## Sparse Subspace Clustering with Downsampling

1 Motivation

With the rapid increase of data amount, a dataset is always composed of huge amount of data points. To reduce the computational cost in such big data problems, it is crucial to pick out and only deal with the most informative data points.

Specifically speaking, efficiently downsampling a big dataset, while at the same time keep the structure of subspaces, becomes an important topic for Sparse Subspace Clustering (SSC), which is a technique to partition unlabeled samples according to the subspaces they located in.

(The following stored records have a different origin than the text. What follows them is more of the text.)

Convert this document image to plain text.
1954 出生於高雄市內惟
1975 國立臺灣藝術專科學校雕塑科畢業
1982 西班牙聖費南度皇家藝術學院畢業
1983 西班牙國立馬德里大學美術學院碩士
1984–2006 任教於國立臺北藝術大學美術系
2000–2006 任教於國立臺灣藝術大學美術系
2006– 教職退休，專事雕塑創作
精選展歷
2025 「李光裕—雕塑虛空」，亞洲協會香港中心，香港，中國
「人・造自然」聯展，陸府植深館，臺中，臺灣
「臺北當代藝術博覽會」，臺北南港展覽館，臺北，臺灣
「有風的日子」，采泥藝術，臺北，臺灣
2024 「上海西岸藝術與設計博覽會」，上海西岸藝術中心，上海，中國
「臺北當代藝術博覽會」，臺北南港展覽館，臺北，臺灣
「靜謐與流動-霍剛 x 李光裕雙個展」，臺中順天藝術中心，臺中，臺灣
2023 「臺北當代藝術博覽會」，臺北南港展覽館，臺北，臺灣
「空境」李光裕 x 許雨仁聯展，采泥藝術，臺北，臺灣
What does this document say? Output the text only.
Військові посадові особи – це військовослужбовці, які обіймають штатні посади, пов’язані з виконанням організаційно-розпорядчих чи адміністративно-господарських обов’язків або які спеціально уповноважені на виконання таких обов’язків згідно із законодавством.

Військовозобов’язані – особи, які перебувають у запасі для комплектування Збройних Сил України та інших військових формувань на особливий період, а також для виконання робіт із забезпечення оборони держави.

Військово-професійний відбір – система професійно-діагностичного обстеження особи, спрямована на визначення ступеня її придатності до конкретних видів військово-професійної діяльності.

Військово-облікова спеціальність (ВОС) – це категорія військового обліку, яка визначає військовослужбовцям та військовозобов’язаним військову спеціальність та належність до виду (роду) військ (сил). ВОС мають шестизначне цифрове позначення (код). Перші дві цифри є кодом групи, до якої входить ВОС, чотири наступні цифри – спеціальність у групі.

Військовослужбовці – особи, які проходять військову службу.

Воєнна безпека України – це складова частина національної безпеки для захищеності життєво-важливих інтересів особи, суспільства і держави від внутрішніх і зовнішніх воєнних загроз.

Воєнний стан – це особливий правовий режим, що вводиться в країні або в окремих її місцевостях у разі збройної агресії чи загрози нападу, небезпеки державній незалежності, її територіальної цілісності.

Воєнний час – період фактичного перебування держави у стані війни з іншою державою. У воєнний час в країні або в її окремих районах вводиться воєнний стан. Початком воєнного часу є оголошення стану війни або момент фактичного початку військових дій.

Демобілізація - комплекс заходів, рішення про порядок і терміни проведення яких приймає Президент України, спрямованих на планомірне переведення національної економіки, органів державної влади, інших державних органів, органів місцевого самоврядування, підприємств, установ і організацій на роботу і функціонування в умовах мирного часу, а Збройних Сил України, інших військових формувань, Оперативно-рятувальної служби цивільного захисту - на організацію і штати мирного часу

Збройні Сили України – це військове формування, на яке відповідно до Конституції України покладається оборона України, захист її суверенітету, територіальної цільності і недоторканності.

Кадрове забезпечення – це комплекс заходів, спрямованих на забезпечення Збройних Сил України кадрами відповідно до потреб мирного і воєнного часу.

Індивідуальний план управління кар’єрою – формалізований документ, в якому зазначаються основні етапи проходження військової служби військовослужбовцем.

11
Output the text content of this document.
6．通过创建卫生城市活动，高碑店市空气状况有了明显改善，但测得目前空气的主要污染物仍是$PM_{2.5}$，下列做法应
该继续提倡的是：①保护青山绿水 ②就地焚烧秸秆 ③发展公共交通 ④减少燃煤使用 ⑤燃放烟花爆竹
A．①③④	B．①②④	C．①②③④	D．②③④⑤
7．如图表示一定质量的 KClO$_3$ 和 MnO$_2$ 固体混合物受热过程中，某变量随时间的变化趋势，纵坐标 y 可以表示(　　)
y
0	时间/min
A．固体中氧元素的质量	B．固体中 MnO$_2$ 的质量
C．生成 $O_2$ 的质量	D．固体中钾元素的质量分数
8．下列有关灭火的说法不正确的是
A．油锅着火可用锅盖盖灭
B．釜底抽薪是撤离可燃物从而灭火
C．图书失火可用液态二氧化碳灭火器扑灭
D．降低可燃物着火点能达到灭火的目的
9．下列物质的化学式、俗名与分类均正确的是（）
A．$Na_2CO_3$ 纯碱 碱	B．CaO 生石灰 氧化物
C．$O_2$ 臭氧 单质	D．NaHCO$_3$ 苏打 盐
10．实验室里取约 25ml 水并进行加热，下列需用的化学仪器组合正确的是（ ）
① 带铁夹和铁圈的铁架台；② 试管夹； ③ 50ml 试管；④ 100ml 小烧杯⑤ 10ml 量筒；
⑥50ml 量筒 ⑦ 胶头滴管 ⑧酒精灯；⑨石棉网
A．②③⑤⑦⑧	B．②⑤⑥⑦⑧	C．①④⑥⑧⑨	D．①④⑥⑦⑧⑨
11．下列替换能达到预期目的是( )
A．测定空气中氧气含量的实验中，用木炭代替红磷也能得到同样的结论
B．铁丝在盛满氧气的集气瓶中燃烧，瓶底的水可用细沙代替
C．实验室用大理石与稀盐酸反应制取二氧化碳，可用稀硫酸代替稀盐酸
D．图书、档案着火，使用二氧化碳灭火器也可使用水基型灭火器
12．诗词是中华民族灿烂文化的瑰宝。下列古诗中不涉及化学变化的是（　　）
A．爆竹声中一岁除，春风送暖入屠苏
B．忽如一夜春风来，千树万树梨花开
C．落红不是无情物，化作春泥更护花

In order to reduce the computational cost and preserving clustering accuracy, a new approach of SSC with Downsampling (SSCD) is proposed in the paper Downsampling for Sparse Subspace Clustering, in 2015 IEEE International Conference on Acoustics, Speech, and Signal Processing (ICASSP'15) by Xianghui Mao, Xiaohan Wang, and Yuantao Gu.

2 The proposed algorithm

In SSCD, firstly the number of data points located in the same subspace with a specific data point is estimated utilizing the $\ell_1$ norm of the sparse representation of that data point. Then a downsampling strategy is designed to decimate data points with the probability that is in reverse ratio to the number of data points in the same subspace. As a consequence, the data points in different subspaces are expected to be balanced after the downsampling operation. We compare the procedure of SSC and SSCD in Fig. 1. Please refer to our paper for more details.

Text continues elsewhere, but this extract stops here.